Обе стороны (Булгаков и ГПУ) пришли к согласию в том, что книга в этой ситуации не может выйти под истинным авторским именем, которое стало красной тряпкой для советской критики. Для реализации проекта было предложено приемлемое для обеих сторон имя Катаева, который и осуществил дальнейшую «сцепку». И если принять эту версию, становится понятным поведение Катаева: он был посредником в этих переговорах и, в конечном счёте, участником мистификации.
Результат оказался удачным для всех. Вот почему Булгакову после выхода «12 стульев» вернули рукопись и дневник и ГПУ оставило его в покое. Но прозе его уже не суждено было быть опубликованной при его жизни. Советская критика и без ГПУ сделала для этого всё возможное.
Остался последний вопрос: почему эту мистификацию проглядело литературоведение? На этот вопрос сегодня ответ уже очевиден. Нашим литературоведением недооценён гений и Пушкина, и Булгакова, как писателей-мистификаторов. Проблема повествователя в их романах у нас практически не рассматривалась - в противном случае мы бы уже давно догадались, как именно и Пушкин, и Булгаков использовали возможность передачи этой роли своему антагонисту. Эту задачу впервые решил А.Н.Барков в его двух основных трудах «Мастер и Маргарита. Альтернативное прочтение» (1994) и «Прогулки с Евгением Онегиным» (1998), но обе книги академическим литературоведением замалчиваются.

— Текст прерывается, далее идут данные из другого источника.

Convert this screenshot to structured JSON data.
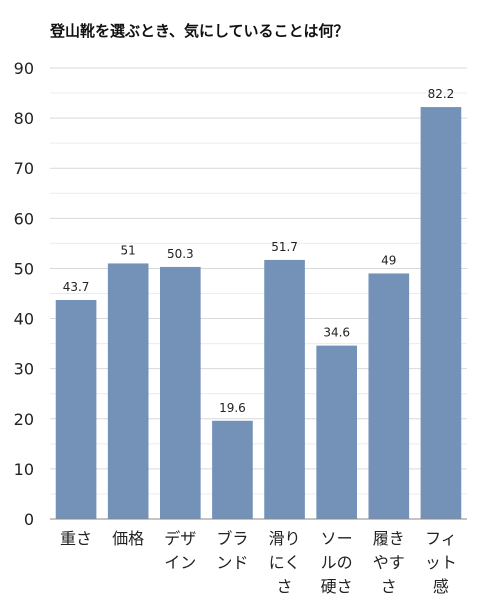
{
  "chart_data": {
    "type": "bar",
    "title": "登山靴を選ぶとき、気にしていることは何？",
    "categories": [
      [
        "重さ"
      ],
      [
        "価格"
      ],
      [
        "デザ",
        "イン"
      ],
      [
        "ブラ",
        "ンド"
      ],
      [
        "滑り",
        "にく",
        "さ"
      ],
      [
        "ソー",
        "ルの",
        "硬さ"
      ],
      [
        "履き",
        "やす",
        "さ"
      ],
      [
        "フィ",
        "ット",
        "感"
      ]
    ],
    "values": [
      43.7,
      51,
      50.3,
      19.6,
      51.7,
      34.6,
      49,
      82.2
    ],
    "value_labels": [
      "43.7",
      "51",
      "50.3",
      "19.6",
      "51.7",
      "34.6",
      "49",
      "82.2"
    ],
    "ylim": [
      0,
      90
    ],
    "yticks": [
      "0",
      "10",
      "20",
      "30",
      "40",
      "50",
      "60",
      "70",
      "80",
      "90"
    ],
    "grid": true,
    "bar_color": "#7492b8",
    "grid_color": "#d9d9d9"
  }
}
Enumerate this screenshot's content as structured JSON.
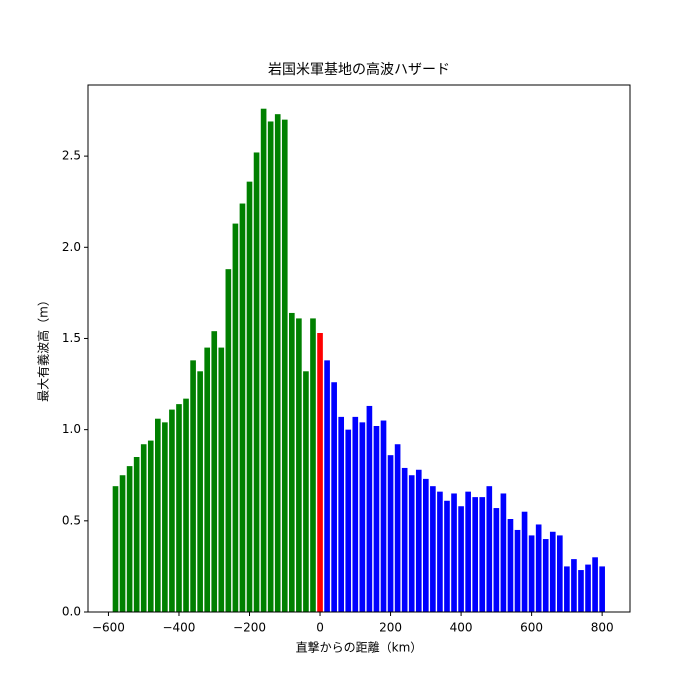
{
  "chart_data": {
    "type": "bar",
    "title": "岩国米軍基地の高波ハザード",
    "xlabel": "直撃からの距離（km）",
    "ylabel": "最大有義波高（m）",
    "series": [
      {
        "color": "green",
        "x": [
          -580,
          -560,
          -540,
          -520,
          -500,
          -480,
          -460,
          -440,
          -420,
          -400,
          -380,
          -360,
          -340,
          -320,
          -300,
          -280,
          -260,
          -240,
          -220,
          -200,
          -180,
          -160,
          -140,
          -120,
          -100,
          -80,
          -60,
          -40,
          -20
        ],
        "values": [
          0.69,
          0.75,
          0.8,
          0.85,
          0.92,
          0.94,
          1.06,
          1.04,
          1.11,
          1.14,
          1.17,
          1.38,
          1.32,
          1.45,
          1.54,
          1.45,
          1.88,
          2.13,
          2.24,
          2.36,
          2.52,
          2.76,
          2.69,
          2.73,
          2.7,
          1.64,
          1.61,
          1.32,
          1.61
        ]
      },
      {
        "color": "red",
        "x": [
          0
        ],
        "values": [
          1.53
        ]
      },
      {
        "color": "blue",
        "x": [
          20,
          40,
          60,
          80,
          100,
          120,
          140,
          160,
          180,
          200,
          220,
          240,
          260,
          280,
          300,
          320,
          340,
          360,
          380,
          400,
          420,
          440,
          460,
          480,
          500,
          520,
          540,
          560,
          580,
          600,
          620,
          640,
          660,
          680,
          700,
          720,
          740,
          760,
          780,
          800
        ],
        "values": [
          1.38,
          1.26,
          1.07,
          1.0,
          1.07,
          1.04,
          1.13,
          1.02,
          1.05,
          0.86,
          0.92,
          0.79,
          0.75,
          0.78,
          0.73,
          0.69,
          0.66,
          0.61,
          0.65,
          0.58,
          0.66,
          0.63,
          0.63,
          0.69,
          0.57,
          0.65,
          0.51,
          0.45,
          0.55,
          0.42,
          0.48,
          0.4,
          0.44,
          0.42,
          0.25,
          0.29,
          0.23,
          0.26,
          0.3,
          0.25
        ]
      }
    ],
    "xlim": [
      -658,
      879
    ],
    "xticks": [
      {
        "value": -600,
        "label": "−600"
      },
      {
        "value": -400,
        "label": "−400"
      },
      {
        "value": -200,
        "label": "−200"
      },
      0,
      200,
      400,
      600,
      800
    ],
    "ylim": [
      0,
      2.89
    ],
    "yticks": [
      {
        "value": 0,
        "label": "0.0"
      },
      0.5,
      {
        "value": 1,
        "label": "1.0"
      },
      1.5,
      {
        "value": 2,
        "label": "2.0"
      },
      2.5
    ],
    "grid": false
  }
}
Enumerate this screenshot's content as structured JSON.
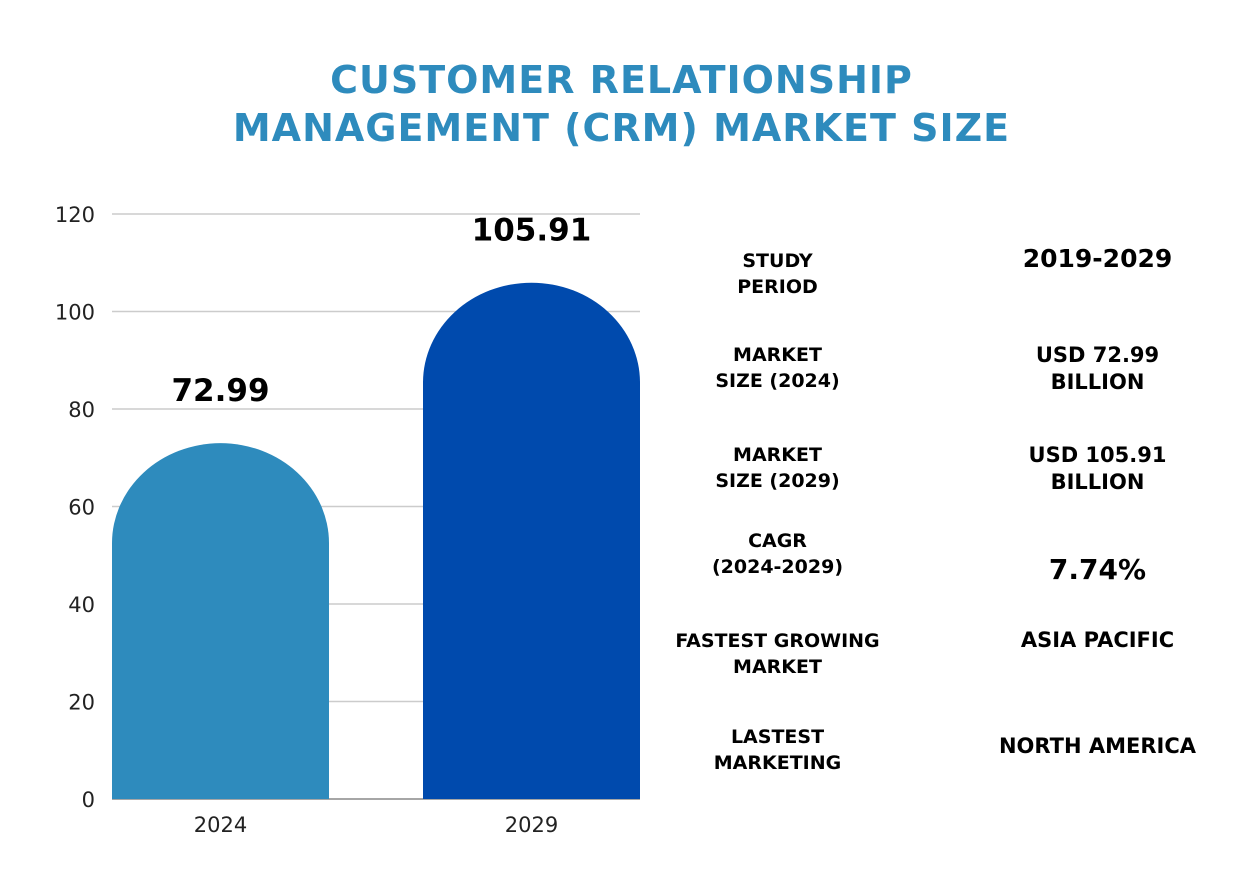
{
  "title_lines": [
    "CUSTOMER RELATIONSHIP",
    "MANAGEMENT (CRM) MARKET SIZE"
  ],
  "colors": {
    "title": "#2e8bbd",
    "bar_2024": "#2e8bbd",
    "bar_2029": "#004aad",
    "grid": "#cccccc"
  },
  "chart_data": {
    "type": "bar",
    "title": "CUSTOMER RELATIONSHIP MANAGEMENT (CRM) MARKET SIZE",
    "categories": [
      "2024",
      "2029"
    ],
    "values": [
      72.99,
      105.91
    ],
    "data_labels": [
      "72.99",
      "105.91"
    ],
    "ylim": [
      0,
      120
    ],
    "yticks": [
      0,
      20,
      40,
      60,
      80,
      100,
      120
    ],
    "grid": true,
    "bar_shape": "rounded-top"
  },
  "stats": [
    {
      "label": [
        "STUDY",
        "PERIOD"
      ],
      "value": [
        "2019-2029"
      ]
    },
    {
      "label": [
        "MARKET",
        "SIZE (2024)"
      ],
      "value": [
        "USD 72.99",
        "BILLION"
      ]
    },
    {
      "label": [
        "MARKET",
        "SIZE (2029)"
      ],
      "value": [
        "USD 105.91",
        "BILLION"
      ]
    },
    {
      "label": [
        "CAGR",
        "(2024-2029)"
      ],
      "value": [
        "7.74%"
      ]
    },
    {
      "label": [
        "FASTEST GROWING",
        "MARKET"
      ],
      "value": [
        "ASIA PACIFIC"
      ]
    },
    {
      "label": [
        "LASTEST",
        "MARKETING"
      ],
      "value": [
        "NORTH AMERICA"
      ]
    }
  ]
}
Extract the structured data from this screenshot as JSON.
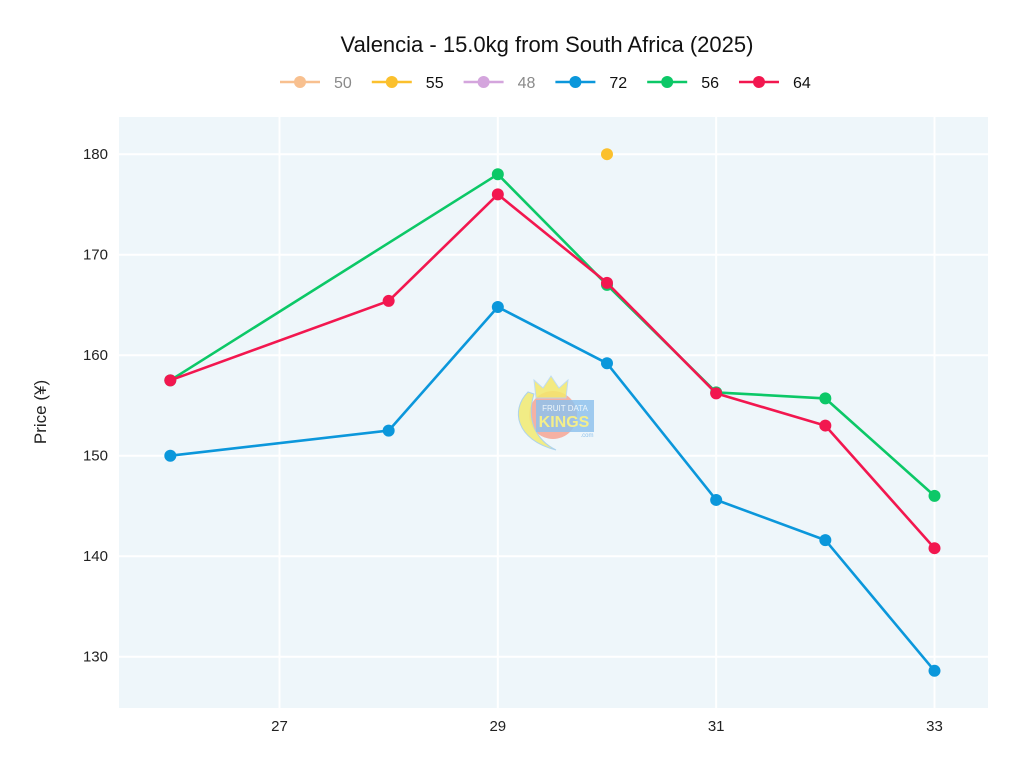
{
  "chart_data": {
    "type": "line",
    "title": "Valencia - 15.0kg from South Africa (2025)",
    "xlabel": "",
    "ylabel": "Price (¥)",
    "xlim": [
      25.53,
      33.49
    ],
    "ylim": [
      124.9,
      183.7
    ],
    "x_ticks": [
      27,
      29,
      31,
      33
    ],
    "y_ticks": [
      130,
      140,
      150,
      160,
      170,
      180
    ],
    "grid": true,
    "legend_position": "top",
    "series": [
      {
        "name": "50",
        "color": "#F8C08F",
        "legend_active": false,
        "points": []
      },
      {
        "name": "55",
        "color": "#FBC02D",
        "legend_active": true,
        "points": [
          [
            30,
            180
          ]
        ]
      },
      {
        "name": "48",
        "color": "#D4A5DD",
        "legend_active": false,
        "points": []
      },
      {
        "name": "72",
        "color": "#0B97DB",
        "legend_active": true,
        "points": [
          [
            26,
            150.0
          ],
          [
            28,
            152.5
          ],
          [
            29,
            164.8
          ],
          [
            30,
            159.2
          ],
          [
            31,
            145.6
          ],
          [
            32,
            141.6
          ],
          [
            33,
            128.6
          ]
        ]
      },
      {
        "name": "56",
        "color": "#0CC867",
        "legend_active": true,
        "points": [
          [
            26,
            157.5
          ],
          [
            29,
            178.0
          ],
          [
            30,
            167.0
          ],
          [
            31,
            156.3
          ],
          [
            32,
            155.7
          ],
          [
            33,
            146.0
          ]
        ]
      },
      {
        "name": "64",
        "color": "#F2174F",
        "legend_active": true,
        "points": [
          [
            26,
            157.5
          ],
          [
            28,
            165.4
          ],
          [
            29,
            176.0
          ],
          [
            30,
            167.2
          ],
          [
            31,
            156.2
          ],
          [
            32,
            153.0
          ],
          [
            33,
            140.8
          ]
        ]
      }
    ],
    "watermark": {
      "line1": "FRUIT DATA",
      "line2": "KINGS",
      "line3": ".com"
    }
  },
  "colors": {
    "plot_bg": "#EEF6FA",
    "grid": "#FFFFFF",
    "legend_inactive_text": "#8A8A8A",
    "legend_active_text": "#111111"
  }
}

Я не строю иллюзий по поводу признания этой мистификации литературоведами. Однако даже в случае их вынужденного согласия с изложенным в книге Амлински нам предстоит упорядочить уже имеющиеся знания о процессе создания и публикации «12 стульев» и «Золотого телёнка» и попытаться найти дополнительные сведения, проливающие свет на причину, по которой Булгаков выдавал московские баранки за одесские бублики, - или предложить какую-то иную версию событий того времени, которая смогла бы объяснить все эти необъяснимые в рамках существующей теории авторства этих романов «совпадения». В любом случае проблема потребует обсуждения.